The Australian Competition and Consumer Commission is set to begin monitoring prices, costs and profits of businesses to assess the effect of the carbon tax scheme from March 1.
The consumer watchdog was tasked with the job of making sure businesses pass on the savings of the carbon tax repeal in September last year, following the election of the Abbott government.
At this stage the ACCC will focus on suppliers of regulated goods, namely natural gas, electricity and synthetic greenhouse gases, as well as businesses identified as liable entities under the Clean Energy Act.
ACCC deputy chair Michael Schaper told SmartCompany other liable entities include some manufacturing, mining and LPG businesses.
This means the ACCC will scrutinise around 400 companies in the coming months.
“In the first instance we’ll talk to those businesses and ask for information to be provided voluntarily,” Schaper says.
“We’ll write to the 400 companies and give them some time to get the information together. It’s essentially an information gathering exercises, it’s not an expectation for a firm to adjust their prices, that will only come after the tax is ceased.”

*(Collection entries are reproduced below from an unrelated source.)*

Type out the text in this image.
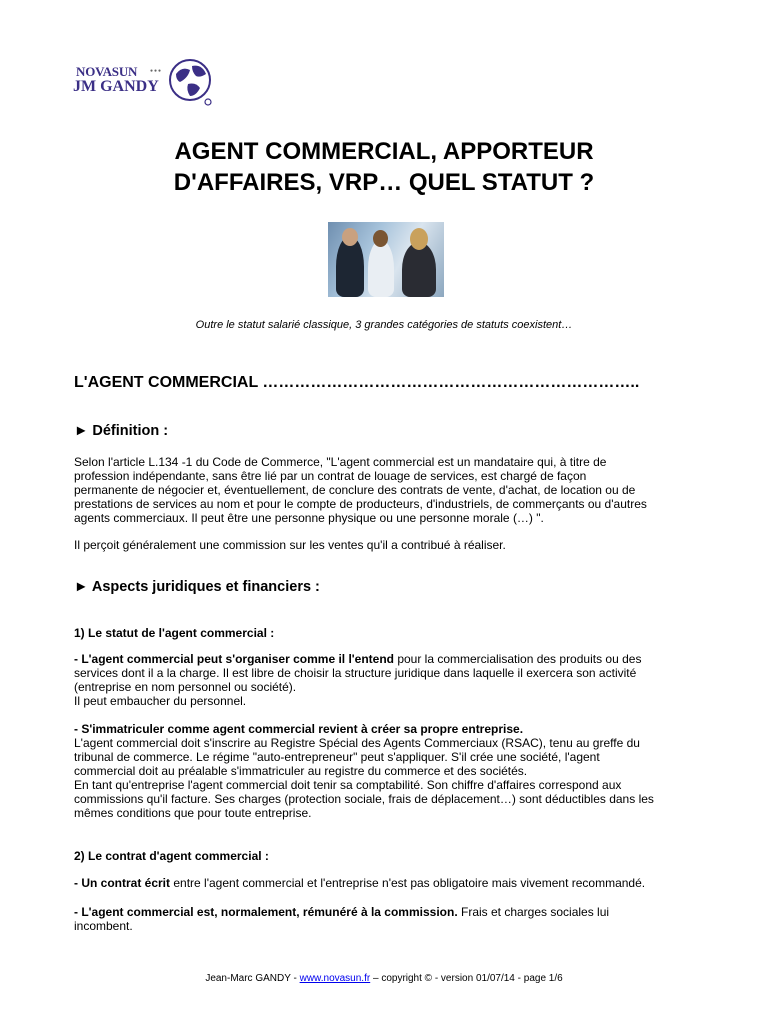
NOVASUN	●●●
JM GANDY
AGENT COMMERCIAL, APPORTEUR
D'AFFAIRES, VRP… QUEL STATUT ?
Outre le statut salarié classique, 3 grandes catégories de statuts coexistent…
L'AGENT COMMERCIAL ……………………………………………………………..
► Définition :
Selon l'article L.134 -1 du Code de Commerce, "L'agent commercial est un mandataire qui, à titre de
profession indépendante, sans être lié par un contrat de louage de services, est chargé de façon
permanente de négocier et, éventuellement, de conclure des contrats de vente, d'achat, de location ou de
prestations de services au nom et pour le compte de producteurs, d'industriels, de commerçants ou d'autres
agents commerciaux. Il peut être une personne physique ou une personne morale (…) ".
Il perçoit généralement une commission sur les ventes qu'il a contribué à réaliser.
► Aspects juridiques et financiers :
1) Le statut de l'agent commercial :
- L'agent commercial peut s'organiser comme il l'entend pour la commercialisation des produits ou des
services dont il a la charge. Il est libre de choisir la structure juridique dans laquelle il exercera son activité
(entreprise en nom personnel ou société).
Il peut embaucher du personnel.
- S'immatriculer comme agent commercial revient à créer sa propre entreprise.
L'agent commercial doit s'inscrire au Registre Spécial des Agents Commerciaux (RSAC), tenu au greffe du
tribunal de commerce. Le régime "auto-entrepreneur" peut s'appliquer. S'il crée une société, l'agent
commercial doit au préalable s'immatriculer au registre du commerce et des sociétés.
En tant qu'entreprise l'agent commercial doit tenir sa comptabilité. Son chiffre d'affaires correspond aux
commissions qu'il facture. Ses charges (protection sociale, frais de déplacement…) sont déductibles dans les
mêmes conditions que pour toute entreprise.
2) Le contrat d'agent commercial :
- Un contrat écrit entre l'agent commercial et l'entreprise n'est pas obligatoire mais vivement recommandé.
- L'agent commercial est, normalement, rémunéré à la commission. Frais et charges sociales lui
incombent.
Jean-Marc GANDY - www.novasun.fr – copyright © - version 01/07/14 - page 1/6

Schaper says the ACCC will be seeking information on how businesses set their prices, the impact of the current scheme on prices and how the business went about determining the costs.
Small Business Minister Bruce Billson said in a statement yesterday the ACCC’s aim will be to “establish a baseline price, ensuring that customers, both business and consumers, are not charged higher prices once the carbon tax is abolished by the federal government”.
“That’s more money to help make ends meet and to bring down the cost of living for Australian families. Energy-dependent businesses will also benefit from reduced energy costs,” he says.
In November last year, the House of Representatives passed a bill which gives the ACCC powers as part of the carbon tax repeal to monitor prices and to take action against businesses in key sectors that attempt to exploit other businesses and consumers by charging unreasonably high prices.
The watchdog will also be able to pursue businesses that make false or misleading claims about the impact of the carbon tax repeal or scheme on the price of goods and services.
However, the bill is yet to pass the Senate, so at this stage the ACCC will take on a monitoring role.
ACCC chairman Rod Sims said in a statement the latest direction will allow the body to get a better idea of pricing practices in relevant industry sectors prior to the repeal taking place.
“The ACCC is not setting prices. We are simply collecting information and monitoring the pricing practices of specific entities so we can fully understand the impact of the carbon tax both before and after the anticipated repeal,” Sims said.
The repeal of the carbon tax was one of the Liberal Party’s key election promises.
Billson says the removal of the tax is expected to boost the family budget by $550 a week.
“It means that small businesses will no longer need to absorb the cost of the carbon tax, increasing their productivity and competitiveness and contributing to the country’s economic growth,” he says.
“As part of the direction, the ACCC will be able to request information on the prices being charged by business.”
The ACCC will be expected to report on its findings each quarter, starting from July this year.